CVE-2025-64678 is a heap-based buffer overflow vulnerability classified under CWE-122, discovered in the Windows Routing and Remote Access Service (RRAS) component of Microsoft Windows 10 Version 1607 (build 10.0.14393.0). The vulnerability arises from improper handling of input data within RRAS, leading to a buffer overflow condition on the heap. This flaw can be triggered remotely by an unauthenticated attacker sending specially crafted network packets to the RRAS service, which listens for routing and remote access requests. Upon successful exploitation, the attacker can execute arbitrary code with system-level privileges, compromising the confidentiality, integrity, and availability of the affected system. The CVSS v3.1 base score is 8.8, indicating high severity, with attack vector network (AV:N), low attack complexity (AC:L), no privileges required (PR:N), but requiring user interaction (UI:R). The scope is unchanged (S:U), and the impact on confidentiality, integrity, and availability is high (C:H/I:H/A:H). No public exploits or patches are currently available, but the vulnerability is officially published and reserved since November 2025. RRAS is commonly used in enterprise environments to provide VPN and routing services, making this vulnerability particularly critical for organizations relying on legacy Windows 10 systems. The lack of patches necessitates immediate mitigation to prevent potential exploitation.
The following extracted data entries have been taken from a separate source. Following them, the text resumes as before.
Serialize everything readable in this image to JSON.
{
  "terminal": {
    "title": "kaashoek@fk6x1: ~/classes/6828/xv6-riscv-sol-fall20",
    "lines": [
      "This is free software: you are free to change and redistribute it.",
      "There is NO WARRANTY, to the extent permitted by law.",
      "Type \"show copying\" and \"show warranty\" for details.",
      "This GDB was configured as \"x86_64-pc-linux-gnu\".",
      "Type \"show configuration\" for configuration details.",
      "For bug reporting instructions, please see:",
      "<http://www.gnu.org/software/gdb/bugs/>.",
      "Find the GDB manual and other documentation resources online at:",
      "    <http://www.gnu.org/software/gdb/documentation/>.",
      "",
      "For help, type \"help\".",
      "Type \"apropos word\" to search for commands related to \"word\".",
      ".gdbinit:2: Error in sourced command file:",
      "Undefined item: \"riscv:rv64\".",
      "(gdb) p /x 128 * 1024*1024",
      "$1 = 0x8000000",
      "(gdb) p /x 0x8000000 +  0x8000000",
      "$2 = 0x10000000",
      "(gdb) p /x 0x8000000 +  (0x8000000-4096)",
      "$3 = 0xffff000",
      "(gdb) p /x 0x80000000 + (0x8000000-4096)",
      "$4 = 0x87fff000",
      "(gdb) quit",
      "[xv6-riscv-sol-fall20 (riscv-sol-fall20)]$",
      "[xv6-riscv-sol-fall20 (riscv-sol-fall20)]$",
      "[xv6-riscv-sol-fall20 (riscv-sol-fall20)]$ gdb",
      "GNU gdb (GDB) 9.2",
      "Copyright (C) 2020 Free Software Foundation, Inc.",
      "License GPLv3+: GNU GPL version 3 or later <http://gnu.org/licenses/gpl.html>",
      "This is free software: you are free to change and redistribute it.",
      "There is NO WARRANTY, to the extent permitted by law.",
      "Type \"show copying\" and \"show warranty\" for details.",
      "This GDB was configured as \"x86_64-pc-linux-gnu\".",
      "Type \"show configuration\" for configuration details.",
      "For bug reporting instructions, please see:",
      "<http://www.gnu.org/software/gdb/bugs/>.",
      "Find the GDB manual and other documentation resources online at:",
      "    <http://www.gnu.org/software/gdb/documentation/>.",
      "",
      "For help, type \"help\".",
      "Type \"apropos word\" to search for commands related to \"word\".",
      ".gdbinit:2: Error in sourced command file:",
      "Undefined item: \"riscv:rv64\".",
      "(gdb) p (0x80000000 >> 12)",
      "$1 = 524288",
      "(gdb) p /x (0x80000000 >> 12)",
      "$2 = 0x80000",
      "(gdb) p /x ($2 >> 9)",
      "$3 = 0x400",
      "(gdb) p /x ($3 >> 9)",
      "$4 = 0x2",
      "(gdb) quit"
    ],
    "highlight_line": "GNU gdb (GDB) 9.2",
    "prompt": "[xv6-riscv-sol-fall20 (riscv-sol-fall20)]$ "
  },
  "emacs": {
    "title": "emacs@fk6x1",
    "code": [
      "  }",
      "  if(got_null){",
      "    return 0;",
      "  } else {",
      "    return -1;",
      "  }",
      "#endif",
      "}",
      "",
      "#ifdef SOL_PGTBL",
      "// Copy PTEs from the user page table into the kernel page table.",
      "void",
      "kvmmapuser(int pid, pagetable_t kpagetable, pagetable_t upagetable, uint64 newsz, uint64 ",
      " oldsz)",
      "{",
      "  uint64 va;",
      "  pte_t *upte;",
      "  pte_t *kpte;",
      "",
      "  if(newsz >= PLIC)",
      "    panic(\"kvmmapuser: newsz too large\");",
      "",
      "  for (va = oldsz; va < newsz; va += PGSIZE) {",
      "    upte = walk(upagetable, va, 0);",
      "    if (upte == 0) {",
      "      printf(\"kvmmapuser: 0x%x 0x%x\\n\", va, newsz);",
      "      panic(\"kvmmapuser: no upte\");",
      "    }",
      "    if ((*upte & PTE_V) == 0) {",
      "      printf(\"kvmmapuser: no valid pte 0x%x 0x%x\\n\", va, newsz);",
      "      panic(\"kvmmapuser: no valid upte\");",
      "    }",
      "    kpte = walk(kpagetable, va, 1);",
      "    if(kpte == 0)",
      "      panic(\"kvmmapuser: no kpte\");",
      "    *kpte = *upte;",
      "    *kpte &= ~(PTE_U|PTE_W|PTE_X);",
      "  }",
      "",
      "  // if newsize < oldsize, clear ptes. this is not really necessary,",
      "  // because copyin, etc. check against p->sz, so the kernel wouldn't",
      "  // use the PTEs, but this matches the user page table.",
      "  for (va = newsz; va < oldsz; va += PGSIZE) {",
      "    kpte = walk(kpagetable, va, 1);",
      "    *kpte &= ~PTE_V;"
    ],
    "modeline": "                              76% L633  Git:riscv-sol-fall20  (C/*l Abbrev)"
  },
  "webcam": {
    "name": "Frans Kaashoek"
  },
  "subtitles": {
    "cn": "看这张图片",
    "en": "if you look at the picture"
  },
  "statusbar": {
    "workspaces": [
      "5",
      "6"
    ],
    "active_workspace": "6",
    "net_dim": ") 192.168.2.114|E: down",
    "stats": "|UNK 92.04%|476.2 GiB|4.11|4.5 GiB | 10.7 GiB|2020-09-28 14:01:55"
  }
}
The impact of CVE-2025-64678 is severe for organizations worldwide, especially those still operating Windows 10 Version 1607 in their infrastructure. Successful exploitation allows remote, unauthenticated attackers to execute arbitrary code with system privileges, potentially leading to full system takeover. This can result in data breaches, unauthorized access to sensitive information, disruption of network services, and lateral movement within corporate networks. Enterprises using RRAS for VPN or routing services are at heightened risk, as attackers can leverage this vulnerability to bypass network defenses and gain persistent access. The vulnerability threatens confidentiality, integrity, and availability simultaneously, increasing the risk of ransomware deployment, espionage, or sabotage. Given the age of the affected Windows version, many organizations may have legacy systems that are no longer supported with patches, exacerbating exposure. The absence of known exploits in the wild currently provides a window for proactive defense, but the high severity score indicates that exploitation would have critical consequences.

1. Disable the Routing and Remote Access Service (RRAS) on Windows 10 Version 1607 systems if it is not essential for business operations to eliminate the attack surface. 2. Restrict network access to RRAS endpoints using firewalls or network segmentation, allowing only trusted IP addresses and VPN clients to communicate with the service. 3. Monitor network traffic for unusual or malformed packets targeting RRAS ports and implement intrusion detection/prevention systems (IDS/IPS) with signatures tuned for RRAS anomalies. 4. Upgrade affected systems to a supported and patched version of Windows 10 or later, as Windows 10 Version 1607 is an outdated release with limited security updates. 5. Apply virtual patching via endpoint protection platforms that can detect and block exploitation attempts targeting heap-based buffer overflows in RRAS. 6. Conduct regular vulnerability scanning and penetration testing focused on RRAS and related network services to identify exposure. 7. Educate IT staff on this vulnerability and ensure incident response plans include procedures for detecting and mitigating exploitation attempts. 8. Stay alert for official patches or security advisories from Microsoft and apply them promptly once available.